To view sample blueprint implementations, please see our patterns repository.
Cluster¶
A cluster is simply an EKS cluster. The eks-blueprints framework provides for customizing the compute options you leverage with your clusters. The framework currently supports EC2, Fargate and BottleRocket instances. To specify the type of compute you want to use for your cluster, you supply a ClusterProvider object to your blueprint. The framework defaults to leveraging the MngClusterProvider.
Each ClusterProvider provides additional configuration options as well. For example, the MngClusterProvider allows you to configure instance types, min and max instance counts, and amiType, among other options.
See our Cluster Providers documentation page for detailed information.
Resource Provider¶
A resource is a CDK construct that implements IResource interface from aws-cdk-lib which is a generic interface for any AWS resource. An example of a resource could be a hosted zone in Route53 IHostedZone, an ACM certificate ICertificate, a VPC or even a DynamoDB table which could be leveraged either in add-ons or teams.
ResourceProviders enable customers to supply resources for add-ons, teams and/or post-deployment steps. Resources may be imported (e.g., if created outside of the platform) or created with the blueprint.
See our Resource Providers documentation page for detailed information.
Add-on¶
Add-ons allow you to configure the tools and services that you would like to run in order to support your EKS workloads. When you configure add-ons for a blueprint, the add-ons will be provisioned at deploy time. Add-ons can deploy both Kubernetes specific resources and AWS resources needed to support add-on functionality.

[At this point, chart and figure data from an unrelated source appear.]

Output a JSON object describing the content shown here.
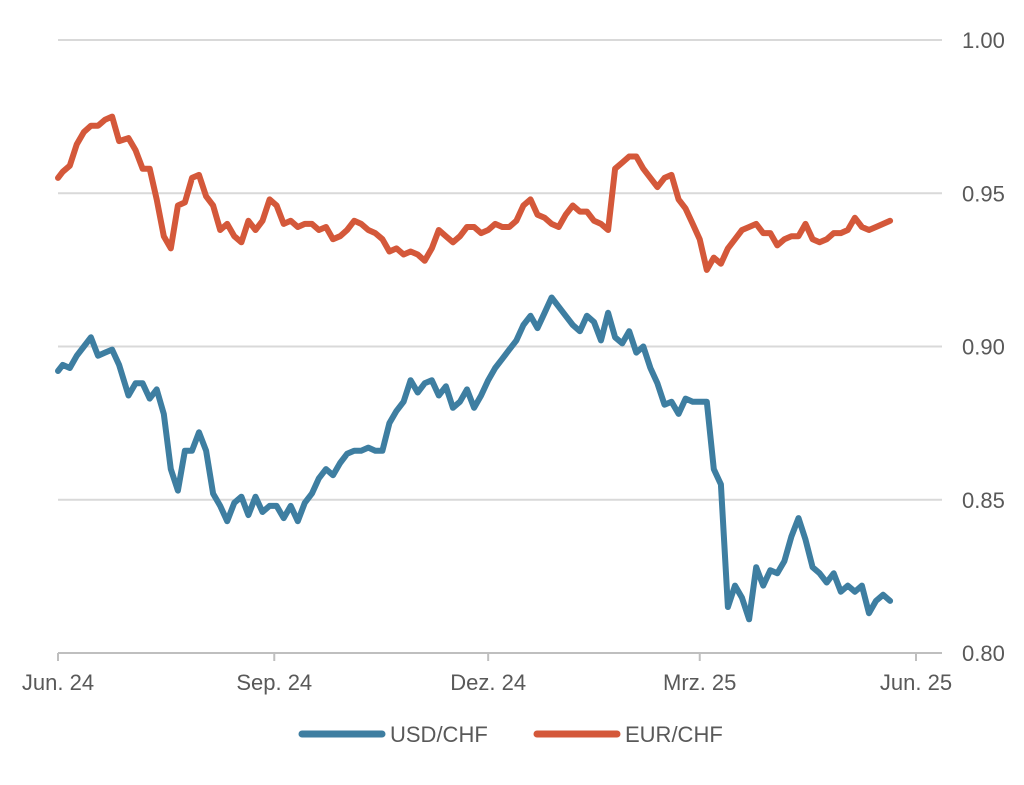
{
  "chart_data": {
    "type": "line",
    "title": "",
    "xlabel": "",
    "ylabel": "",
    "y_axis_position": "right",
    "ylim": [
      0.8,
      1.0
    ],
    "yticks": [
      "1.00",
      "0.95",
      "0.90",
      "0.85",
      "0.80"
    ],
    "ytick_values": [
      1.0,
      0.95,
      0.9,
      0.85,
      0.8
    ],
    "xlim": [
      "2024-06-01",
      "2025-06-02"
    ],
    "xticks": [
      {
        "label": "Jun. 24",
        "date": "2024-06-01"
      },
      {
        "label": "Sep. 24",
        "date": "2024-09-01"
      },
      {
        "label": "Dez. 24",
        "date": "2024-12-01"
      },
      {
        "label": "Mrz. 25",
        "date": "2025-03-01"
      },
      {
        "label": "Jun. 25",
        "date": "2025-06-01"
      }
    ],
    "grid": "horizontal",
    "legend_position": "bottom",
    "series": [
      {
        "name": "USD/CHF",
        "color": "#3e7ea1",
        "points": [
          [
            "2024-06-01",
            0.892
          ],
          [
            "2024-06-03",
            0.894
          ],
          [
            "2024-06-06",
            0.893
          ],
          [
            "2024-06-09",
            0.897
          ],
          [
            "2024-06-12",
            0.9
          ],
          [
            "2024-06-15",
            0.903
          ],
          [
            "2024-06-18",
            0.897
          ],
          [
            "2024-06-21",
            0.898
          ],
          [
            "2024-06-24",
            0.899
          ],
          [
            "2024-06-27",
            0.894
          ],
          [
            "2024-07-01",
            0.884
          ],
          [
            "2024-07-04",
            0.888
          ],
          [
            "2024-07-07",
            0.888
          ],
          [
            "2024-07-10",
            0.883
          ],
          [
            "2024-07-13",
            0.886
          ],
          [
            "2024-07-16",
            0.878
          ],
          [
            "2024-07-19",
            0.86
          ],
          [
            "2024-07-22",
            0.853
          ],
          [
            "2024-07-25",
            0.866
          ],
          [
            "2024-07-28",
            0.866
          ],
          [
            "2024-07-31",
            0.872
          ],
          [
            "2024-08-03",
            0.866
          ],
          [
            "2024-08-06",
            0.852
          ],
          [
            "2024-08-09",
            0.848
          ],
          [
            "2024-08-12",
            0.843
          ],
          [
            "2024-08-15",
            0.849
          ],
          [
            "2024-08-18",
            0.851
          ],
          [
            "2024-08-21",
            0.845
          ],
          [
            "2024-08-24",
            0.851
          ],
          [
            "2024-08-27",
            0.846
          ],
          [
            "2024-08-30",
            0.848
          ],
          [
            "2024-09-02",
            0.848
          ],
          [
            "2024-09-05",
            0.844
          ],
          [
            "2024-09-08",
            0.848
          ],
          [
            "2024-09-11",
            0.843
          ],
          [
            "2024-09-14",
            0.849
          ],
          [
            "2024-09-17",
            0.852
          ],
          [
            "2024-09-20",
            0.857
          ],
          [
            "2024-09-23",
            0.86
          ],
          [
            "2024-09-26",
            0.858
          ],
          [
            "2024-09-29",
            0.862
          ],
          [
            "2024-10-02",
            0.865
          ],
          [
            "2024-10-05",
            0.866
          ],
          [
            "2024-10-08",
            0.866
          ],
          [
            "2024-10-11",
            0.867
          ],
          [
            "2024-10-14",
            0.866
          ],
          [
            "2024-10-17",
            0.866
          ],
          [
            "2024-10-20",
            0.875
          ],
          [
            "2024-10-23",
            0.879
          ],
          [
            "2024-10-26",
            0.882
          ],
          [
            "2024-10-29",
            0.889
          ],
          [
            "2024-11-01",
            0.885
          ],
          [
            "2024-11-04",
            0.888
          ],
          [
            "2024-11-07",
            0.889
          ],
          [
            "2024-11-10",
            0.884
          ],
          [
            "2024-11-13",
            0.887
          ],
          [
            "2024-11-16",
            0.88
          ],
          [
            "2024-11-19",
            0.882
          ],
          [
            "2024-11-22",
            0.886
          ],
          [
            "2024-11-25",
            0.88
          ],
          [
            "2024-11-28",
            0.884
          ],
          [
            "2024-12-01",
            0.889
          ],
          [
            "2024-12-04",
            0.893
          ],
          [
            "2024-12-07",
            0.896
          ],
          [
            "2024-12-10",
            0.899
          ],
          [
            "2024-12-13",
            0.902
          ],
          [
            "2024-12-16",
            0.907
          ],
          [
            "2024-12-19",
            0.91
          ],
          [
            "2024-12-22",
            0.906
          ],
          [
            "2024-12-25",
            0.911
          ],
          [
            "2024-12-28",
            0.916
          ],
          [
            "2024-12-31",
            0.913
          ],
          [
            "2025-01-03",
            0.91
          ],
          [
            "2025-01-06",
            0.907
          ],
          [
            "2025-01-09",
            0.905
          ],
          [
            "2025-01-12",
            0.91
          ],
          [
            "2025-01-15",
            0.908
          ],
          [
            "2025-01-18",
            0.902
          ],
          [
            "2025-01-21",
            0.911
          ],
          [
            "2025-01-24",
            0.903
          ],
          [
            "2025-01-27",
            0.901
          ],
          [
            "2025-01-30",
            0.905
          ],
          [
            "2025-02-02",
            0.898
          ],
          [
            "2025-02-05",
            0.9
          ],
          [
            "2025-02-08",
            0.893
          ],
          [
            "2025-02-11",
            0.888
          ],
          [
            "2025-02-14",
            0.881
          ],
          [
            "2025-02-17",
            0.882
          ],
          [
            "2025-02-20",
            0.878
          ],
          [
            "2025-02-23",
            0.883
          ],
          [
            "2025-02-26",
            0.882
          ],
          [
            "2025-03-01",
            0.882
          ],
          [
            "2025-03-04",
            0.882
          ],
          [
            "2025-03-07",
            0.86
          ],
          [
            "2025-03-10",
            0.855
          ],
          [
            "2025-03-13",
            0.815
          ],
          [
            "2025-03-16",
            0.822
          ],
          [
            "2025-03-19",
            0.818
          ],
          [
            "2025-03-22",
            0.811
          ],
          [
            "2025-03-25",
            0.828
          ],
          [
            "2025-03-28",
            0.822
          ],
          [
            "2025-03-31",
            0.827
          ],
          [
            "2025-04-03",
            0.826
          ],
          [
            "2025-04-06",
            0.83
          ],
          [
            "2025-04-09",
            0.838
          ],
          [
            "2025-04-12",
            0.844
          ],
          [
            "2025-04-15",
            0.837
          ],
          [
            "2025-04-18",
            0.828
          ],
          [
            "2025-04-21",
            0.826
          ],
          [
            "2025-04-24",
            0.823
          ],
          [
            "2025-04-27",
            0.826
          ],
          [
            "2025-04-30",
            0.82
          ],
          [
            "2025-05-03",
            0.822
          ],
          [
            "2025-05-06",
            0.82
          ],
          [
            "2025-05-09",
            0.822
          ],
          [
            "2025-05-12",
            0.813
          ],
          [
            "2025-05-15",
            0.817
          ],
          [
            "2025-05-18",
            0.819
          ],
          [
            "2025-05-21",
            0.817
          ]
        ]
      },
      {
        "name": "EUR/CHF",
        "color": "#d4583a",
        "points": [
          [
            "2024-06-01",
            0.955
          ],
          [
            "2024-06-03",
            0.957
          ],
          [
            "2024-06-06",
            0.959
          ],
          [
            "2024-06-09",
            0.966
          ],
          [
            "2024-06-12",
            0.97
          ],
          [
            "2024-06-15",
            0.972
          ],
          [
            "2024-06-18",
            0.972
          ],
          [
            "2024-06-21",
            0.974
          ],
          [
            "2024-06-24",
            0.975
          ],
          [
            "2024-06-27",
            0.967
          ],
          [
            "2024-07-01",
            0.968
          ],
          [
            "2024-07-04",
            0.964
          ],
          [
            "2024-07-07",
            0.958
          ],
          [
            "2024-07-10",
            0.958
          ],
          [
            "2024-07-13",
            0.948
          ],
          [
            "2024-07-16",
            0.936
          ],
          [
            "2024-07-19",
            0.932
          ],
          [
            "2024-07-22",
            0.946
          ],
          [
            "2024-07-25",
            0.947
          ],
          [
            "2024-07-28",
            0.955
          ],
          [
            "2024-07-31",
            0.956
          ],
          [
            "2024-08-03",
            0.949
          ],
          [
            "2024-08-06",
            0.946
          ],
          [
            "2024-08-09",
            0.938
          ],
          [
            "2024-08-12",
            0.94
          ],
          [
            "2024-08-15",
            0.936
          ],
          [
            "2024-08-18",
            0.934
          ],
          [
            "2024-08-21",
            0.941
          ],
          [
            "2024-08-24",
            0.938
          ],
          [
            "2024-08-27",
            0.941
          ],
          [
            "2024-08-30",
            0.948
          ],
          [
            "2024-09-02",
            0.946
          ],
          [
            "2024-09-05",
            0.94
          ],
          [
            "2024-09-08",
            0.941
          ],
          [
            "2024-09-11",
            0.939
          ],
          [
            "2024-09-14",
            0.94
          ],
          [
            "2024-09-17",
            0.94
          ],
          [
            "2024-09-20",
            0.938
          ],
          [
            "2024-09-23",
            0.939
          ],
          [
            "2024-09-26",
            0.935
          ],
          [
            "2024-09-29",
            0.936
          ],
          [
            "2024-10-02",
            0.938
          ],
          [
            "2024-10-05",
            0.941
          ],
          [
            "2024-10-08",
            0.94
          ],
          [
            "2024-10-11",
            0.938
          ],
          [
            "2024-10-14",
            0.937
          ],
          [
            "2024-10-17",
            0.935
          ],
          [
            "2024-10-20",
            0.931
          ],
          [
            "2024-10-23",
            0.932
          ],
          [
            "2024-10-26",
            0.93
          ],
          [
            "2024-10-29",
            0.931
          ],
          [
            "2024-11-01",
            0.93
          ],
          [
            "2024-11-04",
            0.928
          ],
          [
            "2024-11-07",
            0.932
          ],
          [
            "2024-11-10",
            0.938
          ],
          [
            "2024-11-13",
            0.936
          ],
          [
            "2024-11-16",
            0.934
          ],
          [
            "2024-11-19",
            0.936
          ],
          [
            "2024-11-22",
            0.939
          ],
          [
            "2024-11-25",
            0.939
          ],
          [
            "2024-11-28",
            0.937
          ],
          [
            "2024-12-01",
            0.938
          ],
          [
            "2024-12-04",
            0.94
          ],
          [
            "2024-12-07",
            0.939
          ],
          [
            "2024-12-10",
            0.939
          ],
          [
            "2024-12-13",
            0.941
          ],
          [
            "2024-12-16",
            0.946
          ],
          [
            "2024-12-19",
            0.948
          ],
          [
            "2024-12-22",
            0.943
          ],
          [
            "2024-12-25",
            0.942
          ],
          [
            "2024-12-28",
            0.94
          ],
          [
            "2024-12-31",
            0.939
          ],
          [
            "2025-01-03",
            0.943
          ],
          [
            "2025-01-06",
            0.946
          ],
          [
            "2025-01-09",
            0.944
          ],
          [
            "2025-01-12",
            0.944
          ],
          [
            "2025-01-15",
            0.941
          ],
          [
            "2025-01-18",
            0.94
          ],
          [
            "2025-01-21",
            0.938
          ],
          [
            "2025-01-24",
            0.958
          ],
          [
            "2025-01-27",
            0.96
          ],
          [
            "2025-01-30",
            0.962
          ],
          [
            "2025-02-02",
            0.962
          ],
          [
            "2025-02-05",
            0.958
          ],
          [
            "2025-02-08",
            0.955
          ],
          [
            "2025-02-11",
            0.952
          ],
          [
            "2025-02-14",
            0.955
          ],
          [
            "2025-02-17",
            0.956
          ],
          [
            "2025-02-20",
            0.948
          ],
          [
            "2025-02-23",
            0.945
          ],
          [
            "2025-02-26",
            0.94
          ],
          [
            "2025-03-01",
            0.935
          ],
          [
            "2025-03-04",
            0.925
          ],
          [
            "2025-03-07",
            0.929
          ],
          [
            "2025-03-10",
            0.927
          ],
          [
            "2025-03-13",
            0.932
          ],
          [
            "2025-03-16",
            0.935
          ],
          [
            "2025-03-19",
            0.938
          ],
          [
            "2025-03-22",
            0.939
          ],
          [
            "2025-03-25",
            0.94
          ],
          [
            "2025-03-28",
            0.937
          ],
          [
            "2025-03-31",
            0.937
          ],
          [
            "2025-04-03",
            0.933
          ],
          [
            "2025-04-06",
            0.935
          ],
          [
            "2025-04-09",
            0.936
          ],
          [
            "2025-04-12",
            0.936
          ],
          [
            "2025-04-15",
            0.94
          ],
          [
            "2025-04-18",
            0.935
          ],
          [
            "2025-04-21",
            0.934
          ],
          [
            "2025-04-24",
            0.935
          ],
          [
            "2025-04-27",
            0.937
          ],
          [
            "2025-04-30",
            0.937
          ],
          [
            "2025-05-03",
            0.938
          ],
          [
            "2025-05-06",
            0.942
          ],
          [
            "2025-05-09",
            0.939
          ],
          [
            "2025-05-12",
            0.938
          ],
          [
            "2025-05-15",
            0.939
          ],
          [
            "2025-05-18",
            0.94
          ],
          [
            "2025-05-21",
            0.941
          ]
        ]
      }
    ]
  }
}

For example, the MetricsServerAddOn only deploys the Kubernetes manifests that are needed to run the Kubernetes Metrics Server (as a Helm chart). By contrast, the AWSLoadBalancerControllerAddon deploys Kubernetes resources, in addition to creating resources via AWS APIs that are needed to support the AWS Load Balancer Controller. The most common case to address via an add-on is configuration of IAM roles and permissions and the Kubernetes service account, leveraging IRSA to access AWS resources.
See our Add-ons documentation page for detailed information.
Team¶
Teams allow you to configure the logical grouping of users that have access to your EKS clusters, in addition to the access permissions they are granted. The framework currently supports two types of teams: ApplicationTeam and PlatformTeam. ApplicationTeam members are granted access to specific namespaces. PlatformTeam members are granted administrative access to your clusters.
See our Teams documentation page for detailed information.
Pipeline¶
Pipelines allow you to configure Continuous Delivery (CD) pipelines for your cluster blueprints that are directly integrated with your Git provider.
See our Pipelines documentation page for detailed information.
Application¶
Applications represent the actual workloads that run within a Kubernetes cluster. The framework leverages a GitOps approach for deploying applications onto clusters.
See our Workload Bootstrapping documentation for detailed information.